W3C home > Mailing lists > Public > www-rdf-interest@w3.org > September 2004

Re: web proper names

From: Hamish Harvey <david.harvey@bristol.ac.uk>
Date: Tue, 21 Sep 2004 17:37:02 +0100
To: "RDFInterest" <www-rdf-interest@w3.org>
Message-Id: <1095784622.1073.204837299@webmail.messagingengine.com>

On Tue, 21 Sep 2004 16:59:21 +0100, "Chris Purcell" <cjp39@cam.ac.uk>

> > It is here that the need for this distinction seems clearest. Witness:
> >
> > <http://www.paris.org/Monuments/Eiffel> ex:resultOfDereferencing
> > <http://www.paris.org/Monuments/Eiffel> .
> >
> > at which point meaning disappears up its own anus. It isn't clear that
> > there is anything in the world of the web that can be the result of
> > dereferencing itself.
> One could accuse you of excess pedantry here. ex:resultOfDereferencing 

My word. I'm shocked! You want excess pedantry? Pedantry is by
definition excessive!

Ahem. Sorry. Couldn't resist. I am, er, known for pedantry. 
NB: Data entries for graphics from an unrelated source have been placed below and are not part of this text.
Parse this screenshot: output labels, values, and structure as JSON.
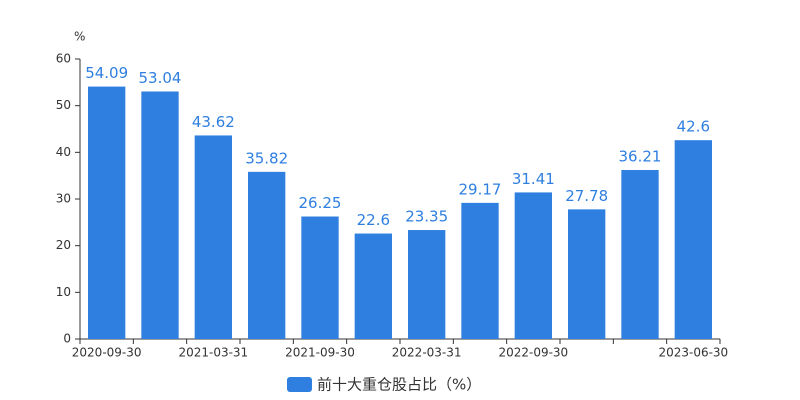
{
  "chart_data": {
    "type": "bar",
    "unit": "%",
    "categories": [
      "2020-09-30",
      null,
      "2021-03-31",
      null,
      "2021-09-30",
      null,
      "2022-03-31",
      null,
      "2022-09-30",
      null,
      null,
      "2023-06-30"
    ],
    "series": [
      {
        "name": "前十大重仓股占比（%）",
        "color": "#2f7fe0",
        "values": [
          54.09,
          53.04,
          43.62,
          35.82,
          26.25,
          22.6,
          23.35,
          29.17,
          31.41,
          27.78,
          36.21,
          42.6
        ]
      }
    ],
    "ylim": [
      0,
      60
    ],
    "yticks": [
      0,
      10,
      20,
      30,
      40,
      50,
      60
    ],
    "grid": false,
    "legend": "bottom"
  }
}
> as a predicate can mean "the subject is the result of shoving the URI 
> of the object through any known, applicable de-referencing mechanism". 
> This is quite clear, and will confuse neither generic RDF engine nor 
> any software which understands the predicate.
> Many existing RDF applications have the implicit assumption:
>      for all x that can be de-referenced, <x ex:resultOfDerefencing x> 
> holds

How is my software to know what any given x can be dereferenced, without
trying it? And if, upon trying it, my software finds that it can be
dereferenced, I still can't distinguish between the case where the
result is that which is indicated by the URI, and the case where the
result describes to a human reader what it is that is indicated by the

> and that this assumption violates the statement in the RDF Primer:
>      RDF uses URIrefs only to identify things, while browsers also use 
> URIrefs to retrieve things

It also violates the right of the URI coiner to decide what their URI
indicates, does it not?

> However, we don't need to conform to this requirement in the definition 
> of ex:resultOfDereferencing.

Why not (besides that the Primer is non-normative)?
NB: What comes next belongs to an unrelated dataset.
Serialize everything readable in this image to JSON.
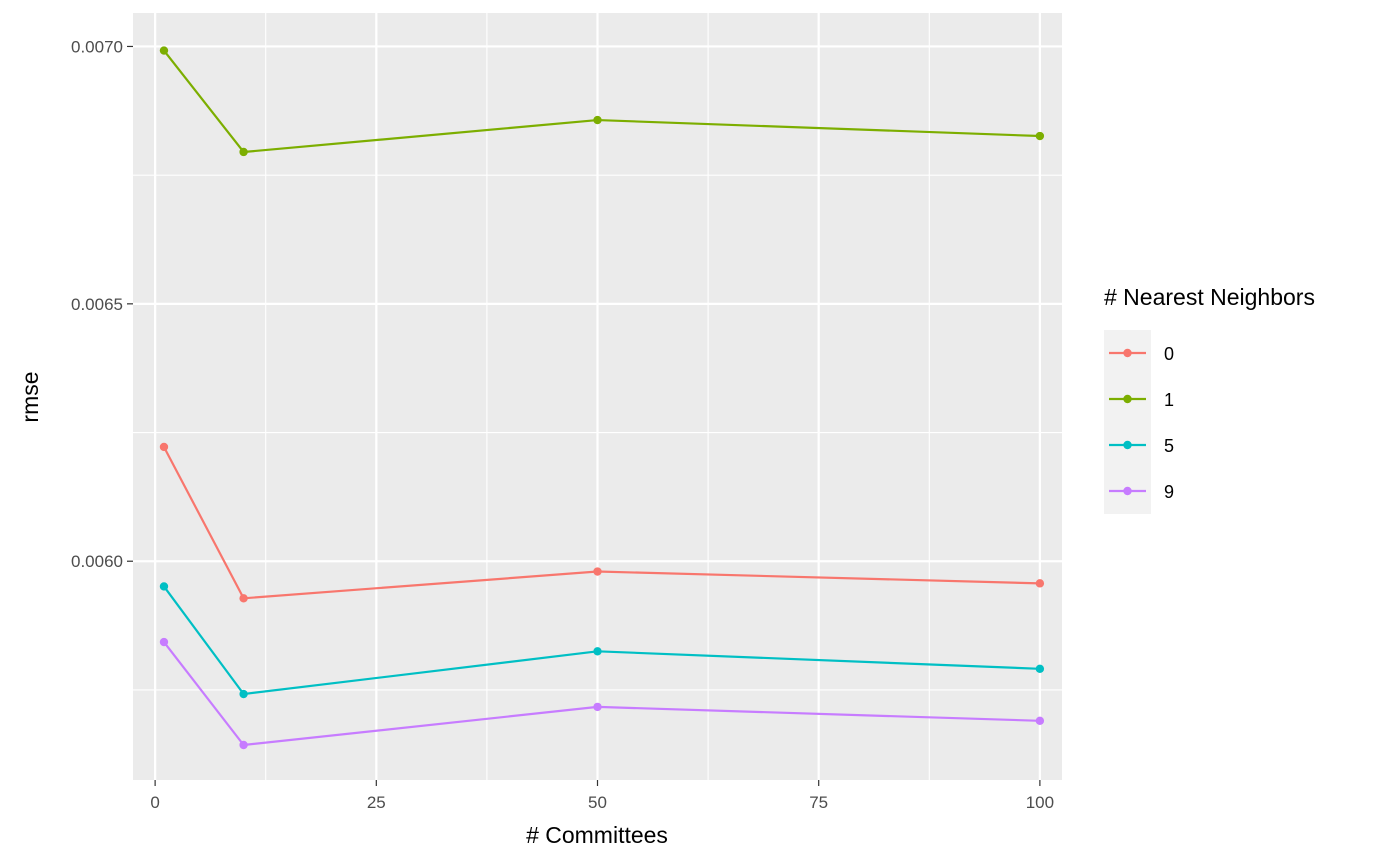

One man's pedantry is another's clarity? In this case it seems to me
that the options are 

a) to create properties which instruct software to treat their object
URIs in a non-standard way (that is, to treat them as (URI qua retrieval
path)s), introducing special cases where the object URI indicates,
instead of what the URI indicates, the URI itself, or 

b) to use the already available mechanism for distinguishing (URI qua
symbol)s from (URI qua retrieval path)s: use typed literals for the

There's even the anyURI datatype there ready and waiting for case b.